What Is A Compassionate Access Trial? Numinus CSO & Co-Founder Stacey Wallin Has The Details

Earlier this week, The Dales Report sat down with Stacey Wallin, the chief strategy officer and Co-Founder of Numinus, to discuss the company’s ongoing compassionate access trials and its work with the Multidisciplinary Association for Psychedelic Studies (MAPS).

Numinus And MAPS Work Together

MAPS’ most recent study, a phase three randomized clinical trial of MDMA-assisted therapy for the treatment of PTSD, made headlines in major publications around the world for its significant results: following the trial, two thirds of participants who received MDMA in conjunction with psychotherapy no longer met the diagnostic criteria for PTSD. Wallin commented on its success, and on Numinus’ concurrent research.

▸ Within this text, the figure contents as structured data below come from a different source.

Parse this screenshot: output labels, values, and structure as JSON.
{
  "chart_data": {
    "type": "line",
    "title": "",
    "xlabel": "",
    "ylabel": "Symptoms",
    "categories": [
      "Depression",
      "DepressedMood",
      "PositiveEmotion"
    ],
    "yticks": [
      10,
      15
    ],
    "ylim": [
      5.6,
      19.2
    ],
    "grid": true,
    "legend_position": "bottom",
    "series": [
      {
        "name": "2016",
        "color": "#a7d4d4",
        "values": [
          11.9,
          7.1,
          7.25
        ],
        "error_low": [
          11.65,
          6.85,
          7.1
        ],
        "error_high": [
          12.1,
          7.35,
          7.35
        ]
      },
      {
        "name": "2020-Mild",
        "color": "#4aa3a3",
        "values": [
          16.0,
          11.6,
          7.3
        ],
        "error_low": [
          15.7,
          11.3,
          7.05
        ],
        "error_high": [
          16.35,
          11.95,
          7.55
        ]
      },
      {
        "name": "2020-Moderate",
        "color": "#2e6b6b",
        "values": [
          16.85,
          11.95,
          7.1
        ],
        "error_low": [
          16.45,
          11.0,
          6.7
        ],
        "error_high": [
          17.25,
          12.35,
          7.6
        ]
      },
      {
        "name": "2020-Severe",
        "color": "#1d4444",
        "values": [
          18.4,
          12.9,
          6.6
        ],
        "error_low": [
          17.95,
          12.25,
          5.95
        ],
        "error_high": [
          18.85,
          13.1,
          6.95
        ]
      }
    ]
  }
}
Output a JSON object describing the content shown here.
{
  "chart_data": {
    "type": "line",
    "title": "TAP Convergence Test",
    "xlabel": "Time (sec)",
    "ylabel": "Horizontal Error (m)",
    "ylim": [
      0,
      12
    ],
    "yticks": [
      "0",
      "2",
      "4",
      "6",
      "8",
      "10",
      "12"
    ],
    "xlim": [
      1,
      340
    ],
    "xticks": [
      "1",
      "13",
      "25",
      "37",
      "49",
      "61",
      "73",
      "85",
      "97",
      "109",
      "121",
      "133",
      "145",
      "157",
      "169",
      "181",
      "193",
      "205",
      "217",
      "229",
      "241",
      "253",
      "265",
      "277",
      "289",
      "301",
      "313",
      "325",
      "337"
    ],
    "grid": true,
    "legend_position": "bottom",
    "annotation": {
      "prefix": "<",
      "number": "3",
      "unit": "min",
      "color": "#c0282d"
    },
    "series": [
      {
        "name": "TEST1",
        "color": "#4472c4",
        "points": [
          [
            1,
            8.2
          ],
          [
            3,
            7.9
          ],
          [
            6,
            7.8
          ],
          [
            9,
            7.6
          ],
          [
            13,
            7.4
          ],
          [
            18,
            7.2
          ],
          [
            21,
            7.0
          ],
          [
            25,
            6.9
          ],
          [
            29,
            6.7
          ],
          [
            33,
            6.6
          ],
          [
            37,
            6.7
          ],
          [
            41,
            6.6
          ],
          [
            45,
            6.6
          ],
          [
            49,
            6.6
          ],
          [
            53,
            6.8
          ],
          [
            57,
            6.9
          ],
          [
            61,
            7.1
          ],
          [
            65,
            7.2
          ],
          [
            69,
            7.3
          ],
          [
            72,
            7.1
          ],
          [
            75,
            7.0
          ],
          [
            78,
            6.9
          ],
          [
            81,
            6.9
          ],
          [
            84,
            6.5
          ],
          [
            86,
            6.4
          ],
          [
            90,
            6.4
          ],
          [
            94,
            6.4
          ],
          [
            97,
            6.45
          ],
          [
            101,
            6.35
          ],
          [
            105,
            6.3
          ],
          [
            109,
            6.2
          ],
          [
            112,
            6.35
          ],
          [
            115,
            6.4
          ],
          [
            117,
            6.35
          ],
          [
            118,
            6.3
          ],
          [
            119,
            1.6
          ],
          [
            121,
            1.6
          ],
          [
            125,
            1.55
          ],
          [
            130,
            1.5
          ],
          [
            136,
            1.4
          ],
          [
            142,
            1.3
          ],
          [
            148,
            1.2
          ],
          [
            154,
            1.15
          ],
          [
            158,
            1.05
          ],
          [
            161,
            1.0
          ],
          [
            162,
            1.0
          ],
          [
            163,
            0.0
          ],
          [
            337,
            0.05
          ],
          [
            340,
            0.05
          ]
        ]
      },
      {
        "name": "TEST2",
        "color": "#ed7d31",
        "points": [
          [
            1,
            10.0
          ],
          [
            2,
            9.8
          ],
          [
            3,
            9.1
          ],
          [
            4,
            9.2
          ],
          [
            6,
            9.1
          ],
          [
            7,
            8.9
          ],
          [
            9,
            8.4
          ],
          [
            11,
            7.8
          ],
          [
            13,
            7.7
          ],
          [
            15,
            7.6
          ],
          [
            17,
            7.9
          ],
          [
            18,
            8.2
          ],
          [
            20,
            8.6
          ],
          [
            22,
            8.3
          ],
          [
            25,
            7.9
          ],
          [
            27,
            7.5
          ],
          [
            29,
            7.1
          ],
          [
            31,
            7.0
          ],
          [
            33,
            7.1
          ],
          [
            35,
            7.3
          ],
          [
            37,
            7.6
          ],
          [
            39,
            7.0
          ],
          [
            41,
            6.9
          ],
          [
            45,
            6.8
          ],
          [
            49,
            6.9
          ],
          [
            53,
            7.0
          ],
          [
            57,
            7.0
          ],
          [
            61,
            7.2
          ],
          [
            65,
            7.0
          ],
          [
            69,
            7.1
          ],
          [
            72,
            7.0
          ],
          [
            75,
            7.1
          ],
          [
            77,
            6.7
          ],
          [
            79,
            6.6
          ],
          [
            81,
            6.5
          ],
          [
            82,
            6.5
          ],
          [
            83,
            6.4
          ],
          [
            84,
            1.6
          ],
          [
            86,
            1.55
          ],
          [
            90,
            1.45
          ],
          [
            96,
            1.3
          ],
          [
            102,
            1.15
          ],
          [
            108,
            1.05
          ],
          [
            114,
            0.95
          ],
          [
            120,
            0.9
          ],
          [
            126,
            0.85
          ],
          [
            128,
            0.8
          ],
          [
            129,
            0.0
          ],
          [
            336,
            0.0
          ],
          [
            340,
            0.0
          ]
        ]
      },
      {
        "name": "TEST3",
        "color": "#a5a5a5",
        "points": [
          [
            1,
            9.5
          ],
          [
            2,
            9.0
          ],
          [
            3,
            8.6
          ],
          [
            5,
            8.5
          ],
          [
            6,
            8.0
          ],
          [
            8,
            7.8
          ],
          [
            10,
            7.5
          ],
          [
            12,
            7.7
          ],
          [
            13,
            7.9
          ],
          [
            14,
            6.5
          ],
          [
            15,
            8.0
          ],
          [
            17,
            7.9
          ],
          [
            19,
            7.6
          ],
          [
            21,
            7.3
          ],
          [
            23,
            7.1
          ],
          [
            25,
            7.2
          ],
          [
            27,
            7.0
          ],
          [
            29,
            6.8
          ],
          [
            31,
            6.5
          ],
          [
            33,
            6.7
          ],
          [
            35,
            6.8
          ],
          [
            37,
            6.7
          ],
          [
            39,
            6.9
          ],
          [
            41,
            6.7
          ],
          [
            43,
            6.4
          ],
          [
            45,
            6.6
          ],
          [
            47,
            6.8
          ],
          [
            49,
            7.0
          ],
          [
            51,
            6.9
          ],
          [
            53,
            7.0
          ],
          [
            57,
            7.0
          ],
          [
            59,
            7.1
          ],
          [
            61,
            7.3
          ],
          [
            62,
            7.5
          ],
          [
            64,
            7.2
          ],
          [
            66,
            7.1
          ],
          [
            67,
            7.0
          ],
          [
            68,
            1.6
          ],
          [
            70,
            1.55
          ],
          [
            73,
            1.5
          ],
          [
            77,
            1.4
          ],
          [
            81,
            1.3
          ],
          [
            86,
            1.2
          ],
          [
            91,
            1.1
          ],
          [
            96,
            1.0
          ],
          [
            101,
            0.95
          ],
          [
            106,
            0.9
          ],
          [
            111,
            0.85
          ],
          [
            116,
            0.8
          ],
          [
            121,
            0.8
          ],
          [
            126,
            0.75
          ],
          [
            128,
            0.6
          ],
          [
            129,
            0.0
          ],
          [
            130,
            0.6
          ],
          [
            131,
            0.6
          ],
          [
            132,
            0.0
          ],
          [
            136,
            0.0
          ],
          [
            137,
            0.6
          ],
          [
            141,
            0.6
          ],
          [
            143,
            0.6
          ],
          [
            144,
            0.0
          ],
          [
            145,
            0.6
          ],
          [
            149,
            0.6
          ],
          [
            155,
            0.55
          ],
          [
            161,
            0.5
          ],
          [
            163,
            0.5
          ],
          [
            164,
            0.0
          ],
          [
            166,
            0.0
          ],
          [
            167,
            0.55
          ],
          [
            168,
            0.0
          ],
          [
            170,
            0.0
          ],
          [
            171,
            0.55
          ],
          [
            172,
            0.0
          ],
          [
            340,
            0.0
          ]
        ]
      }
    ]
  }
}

“What a testament to the great work that’s happening in the broader space, and the efficacy of the maps protocol and approach,” she said. “We’re already using the MAPS protocol and MAPS training program, and working hand in hand with MAPS, so we’re really actually carrying out another version of the same study that generated such fantastic results.”

Ongoing Studies

The company currently has two compassionate access trials in the works: the first, as Wallin noted, mimics the MAPS trial (MDMA assisted psychotherapy for PTSD) and the second focuses on psilocybin-assisted psychotherapy for polysubstance use disorder (the use of more than one substance at the same time).

“It’s very relevant and applicable research to what’s actually happening on the ground. It aligns acceptance criteria into the study with the reality for many folks that are actually navigating substance use disorders,” Wallin said of the psilocybin study.

What Is Compassionate Access?

What separates Numinus’ research and clinical work from other players in the psychedelic space has a lot to do with the structure of the company’s trials. As Wallin outlined, the goals of the work are to provide evidence around delivery mechanisms, add to the evidence body, and form regulations around increasing access for those that need it the most.

“Traditionally, [clinical trial research] can be double blinded,” she said. “In our case, every person who is accepted into the study receives the treatment, so there’s no other arm or second way that you can participate. Every person receives compassionate access to the same medication and the same protocol.”